If \(i\neq j\), the proposal get accepted, then \[\begin{equation} \begin{split} p_{ij}&=P(Y=j|X_n=i)P(\text{proposal is accepted})\\ &=h_{ij}a_{ij} \end{split} \tag{13.23} \end{equation}\]

If \(i=j\), then \[\begin{equation} \begin{split} p_{ij}&=1-\sum_{k\neq i}p_{ik}\\ &=1-\sum_{k\neq i}h_{ik}a_{ik} \end{split} \tag{13.24} \end{equation}\]

Now we claim that, \(\pi_kp_{kj}=\pi_jp_{jk}\) for all \(j,k\in\Theta\), where \(\boldsymbol{\pi}\) is the posterior probabilities. We now prove it.

Firstly, if \(j\neq k\), the first case might be \(\pi_jh_{jk}<\pi_kh_{kj}\). In that case, using definition of \(a_{kj}\), we have \[\begin{equation} a_{kj}=\frac{\pi_jh_{jk}}{\pi_kh_{kj}} \tag{13.25} \end{equation}\] Therefore, by (13.23) and (13.25), \[\begin{equation} \begin{split} \pi_kp_{kj}&=\pi_kh_{kj}a_{kj}\\ &=\pi_kh_{kj}\frac{\pi_jh_{jk}}{\pi_kh_{kj}}\\ &=\pi_jh_{jk} \end{split} \tag{13.26} \end{equation}\] In addition, \[\begin{equation} \begin{split} \pi_jp_{jk}&=\pi_jh_{jk}a_{jk}\\ &=\pi_jh_{jk}=\pi_kp_{kj} \end{split} \tag{13.27} \end{equation}\] because \(a_{jk}=1\) by definition. The claim is satisfied.

Now, for another case \(\pi_jh_{jk}>\pi_kh_{kj}\), we will have \(a_{jk}=\frac{\pi_kh_{kj}}{\pi_jh_{jk}}\) by definition. Then \[\begin{equation} \pi_jp_{jk}=\pi_jh_{jk}a_{jk}=\pi_kh_{kj} \tag{13.28} \end{equation}\] Now \[\begin{equation} \pi_kp_{kj}=\pi_kh_{kj}a_{kj}=\pi_kh_{kj} \tag{13.29} \end{equation}\] beacuse \(a_{kj}=1\) by definition.

If we have a probability vector \(\boldsymbol{\pi}\) which satisfies detailed balance equation with transition probability of a Markov chain, then \(\boldsymbol{\pi}\) is the stationary distribution.Therefore, the full posterior distribution is the stationary distribution of the MCMC chain.
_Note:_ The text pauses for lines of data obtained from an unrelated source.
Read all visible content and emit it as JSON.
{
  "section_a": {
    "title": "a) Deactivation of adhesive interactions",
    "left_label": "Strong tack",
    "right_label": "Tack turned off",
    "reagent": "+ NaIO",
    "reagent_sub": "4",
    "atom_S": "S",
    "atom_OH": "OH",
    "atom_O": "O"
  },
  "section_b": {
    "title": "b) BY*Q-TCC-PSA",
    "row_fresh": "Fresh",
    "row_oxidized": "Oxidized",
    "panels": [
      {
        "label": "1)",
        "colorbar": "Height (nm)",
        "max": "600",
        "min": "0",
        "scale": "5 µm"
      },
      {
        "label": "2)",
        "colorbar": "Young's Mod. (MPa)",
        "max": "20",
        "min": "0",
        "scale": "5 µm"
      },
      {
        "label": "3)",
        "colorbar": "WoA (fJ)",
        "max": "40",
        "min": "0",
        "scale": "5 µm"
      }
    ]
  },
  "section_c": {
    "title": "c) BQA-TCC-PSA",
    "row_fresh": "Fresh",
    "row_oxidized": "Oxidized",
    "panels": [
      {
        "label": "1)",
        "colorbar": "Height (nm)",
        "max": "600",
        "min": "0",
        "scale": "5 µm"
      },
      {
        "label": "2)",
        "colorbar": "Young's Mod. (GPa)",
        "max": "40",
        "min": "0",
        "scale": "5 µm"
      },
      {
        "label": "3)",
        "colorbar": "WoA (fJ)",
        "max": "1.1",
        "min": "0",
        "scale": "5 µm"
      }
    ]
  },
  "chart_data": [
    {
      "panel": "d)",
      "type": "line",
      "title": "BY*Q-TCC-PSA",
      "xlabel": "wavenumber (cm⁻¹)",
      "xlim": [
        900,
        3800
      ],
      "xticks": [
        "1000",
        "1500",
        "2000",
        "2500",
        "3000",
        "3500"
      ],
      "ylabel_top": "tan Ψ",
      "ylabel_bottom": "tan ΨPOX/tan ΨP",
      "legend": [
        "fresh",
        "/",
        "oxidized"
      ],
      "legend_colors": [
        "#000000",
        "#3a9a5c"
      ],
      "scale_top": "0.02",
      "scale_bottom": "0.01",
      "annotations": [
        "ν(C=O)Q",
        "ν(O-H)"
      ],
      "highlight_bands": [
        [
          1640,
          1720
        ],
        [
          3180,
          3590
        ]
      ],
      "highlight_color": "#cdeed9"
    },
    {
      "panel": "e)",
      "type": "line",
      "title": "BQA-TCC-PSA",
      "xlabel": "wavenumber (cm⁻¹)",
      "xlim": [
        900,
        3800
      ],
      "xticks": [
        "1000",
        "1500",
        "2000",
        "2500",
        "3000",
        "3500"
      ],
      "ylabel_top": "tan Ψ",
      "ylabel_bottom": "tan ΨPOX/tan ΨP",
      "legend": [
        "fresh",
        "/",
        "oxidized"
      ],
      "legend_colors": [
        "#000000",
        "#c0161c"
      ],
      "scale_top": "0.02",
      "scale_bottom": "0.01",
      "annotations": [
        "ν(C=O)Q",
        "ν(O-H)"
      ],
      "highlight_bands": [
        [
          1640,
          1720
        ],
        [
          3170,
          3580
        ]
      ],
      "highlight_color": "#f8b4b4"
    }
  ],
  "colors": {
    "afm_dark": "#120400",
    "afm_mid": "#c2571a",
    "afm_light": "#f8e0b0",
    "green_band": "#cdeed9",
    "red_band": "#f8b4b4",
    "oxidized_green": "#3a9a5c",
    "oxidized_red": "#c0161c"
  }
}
Assuming all the other regularity conditions hold for the chain, then the stationary distribution is just the limiting distribution. Thus, the limiting distribution of the Markov chain is going to be the full posterior probabilities. Therefore, as you run the chain long enough, eventually you are going to hit the posterior distribution.